Broadchurch follows events in a small community after a boy is found murdered on a beach.

Is there anyone left who doesn’t know who the killer in Broadchurch was? Well, it’s for you that the DVD box set of the critically acclaimed ITV drama has been created.

Somehow, I missed the fuss over Broadchurch until the day of the final episode, where I couldn’t switch on the TV or radio, glance at my Twitter feed or look at a newspaper without reading speculation about whodunnit.

And so, determined to not just join in at the last episode, I somehow kept myself spoiler free, which meant I came to the box set without any idea of what I was about to see, but with incredibly high expectations.

In a small town in Dorset called Broadchurch, a young boy is found dead on the beach. Called in to investigate is ornery detective Alec Hardy (David Tennant), known for failing to convict a child murderer in a nearby town. He is assisted by Ellie Miller (Olivia Colman), the local girl turned friendly police officer whose promotion he took.

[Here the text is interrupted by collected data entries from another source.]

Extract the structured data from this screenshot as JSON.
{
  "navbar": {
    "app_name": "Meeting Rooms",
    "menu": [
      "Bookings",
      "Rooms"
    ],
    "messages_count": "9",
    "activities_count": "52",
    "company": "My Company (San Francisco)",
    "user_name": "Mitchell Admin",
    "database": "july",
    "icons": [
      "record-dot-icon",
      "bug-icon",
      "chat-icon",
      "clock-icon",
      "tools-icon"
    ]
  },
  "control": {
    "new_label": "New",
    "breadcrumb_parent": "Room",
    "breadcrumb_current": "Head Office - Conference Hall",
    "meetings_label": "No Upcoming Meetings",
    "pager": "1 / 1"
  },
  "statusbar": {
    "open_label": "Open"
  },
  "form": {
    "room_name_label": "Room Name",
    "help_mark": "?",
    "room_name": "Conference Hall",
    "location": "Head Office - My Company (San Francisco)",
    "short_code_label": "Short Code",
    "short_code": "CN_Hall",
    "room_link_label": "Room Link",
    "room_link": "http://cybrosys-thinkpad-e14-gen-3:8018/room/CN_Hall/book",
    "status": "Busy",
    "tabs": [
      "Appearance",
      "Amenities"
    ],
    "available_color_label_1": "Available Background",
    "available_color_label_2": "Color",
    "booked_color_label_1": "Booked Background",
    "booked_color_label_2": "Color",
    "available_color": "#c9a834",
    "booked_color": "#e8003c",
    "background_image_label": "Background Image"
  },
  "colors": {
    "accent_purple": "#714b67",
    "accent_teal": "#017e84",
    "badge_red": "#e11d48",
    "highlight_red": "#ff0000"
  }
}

David Tennant and Olivia Colman play the police officers investigating the case.

As the pair try to solve the crime, suspicion is turned on everyone in the village, secrets are revealed, and lives are ruined left, right and centre.

Broadchurch isn’t the height of sophistication – the identity of the murderer or murderers isn’t as big a shock as you expect – but it is the height of great storytelling.

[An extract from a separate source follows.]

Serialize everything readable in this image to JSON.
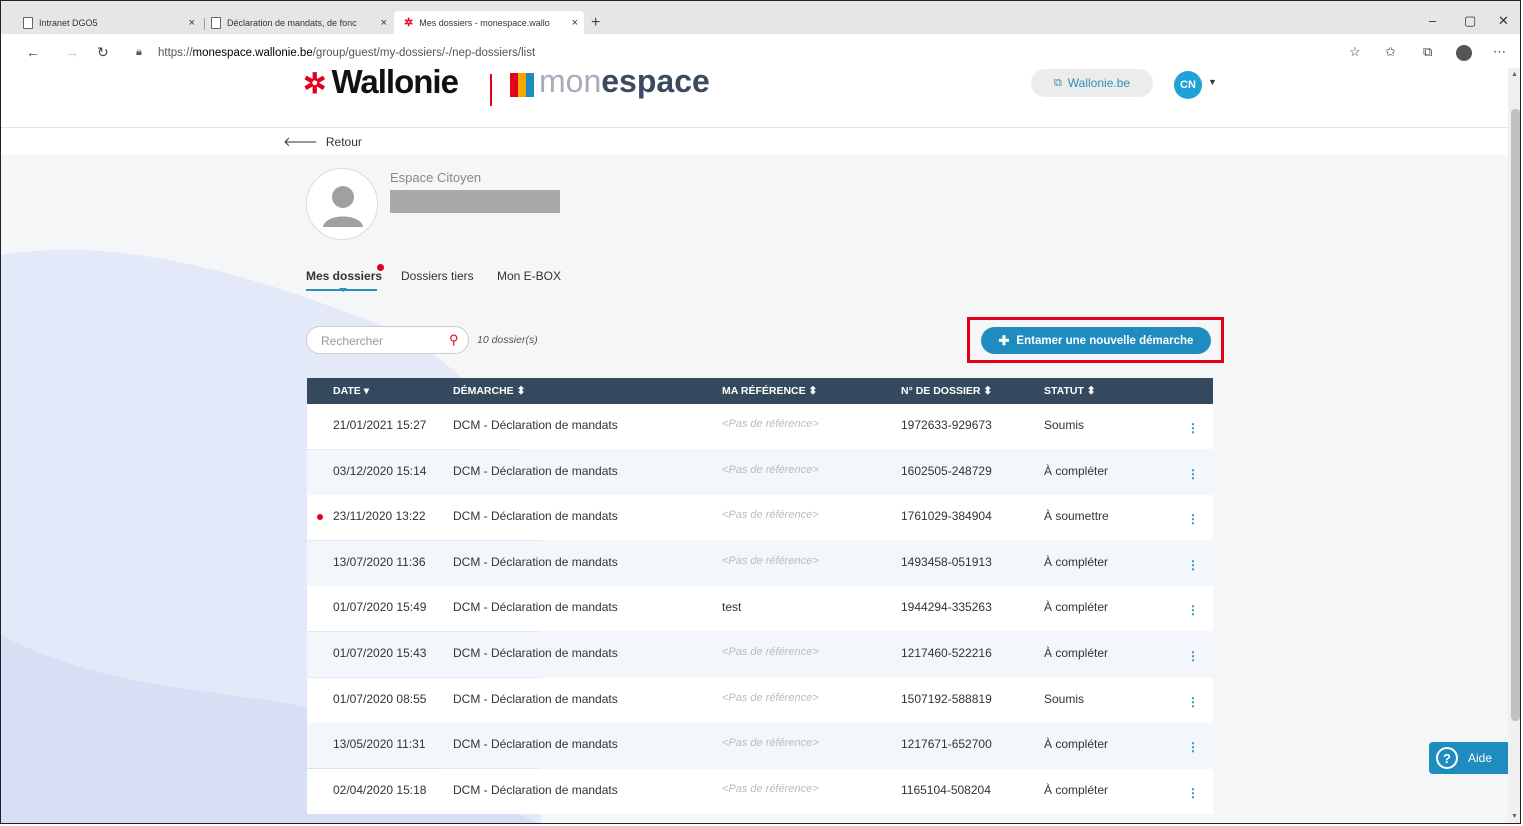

At the forefront of that is Chris Chibnall’s script, which tightly binds together a number of different stories, some in ways you didn’t see coming.

That is paired with top-notch acting, namely from Tennant and Colman, who are stunning in the lead roles. Tennant plays the efficient, damaged Alec Hardy with restraint, while Colman’s Ellie is a lesson in likeability paired with steely-eyed determination to see justice done in her community.

And the supporting cast are brilliant too – Andrew Buchan and Jodie Whittaker are heartbreaking as the parents of murdered Danny Latimer, whose pain can be felt in every word they say and in those they don’t. Pauline Quirke, Arthur Darvill, Will Mellor and more all help to build a well-rounded world.

It’s that world that is convincing, and that makes Broadchurch the addictive drama it is. If you can keep from finding out who killed Danny Latimer, then settle in for a marathon weekend of Broadchurch viewing – you won’t want to stop until you get to the end.

•Broadchurch is out on DVD on May 20.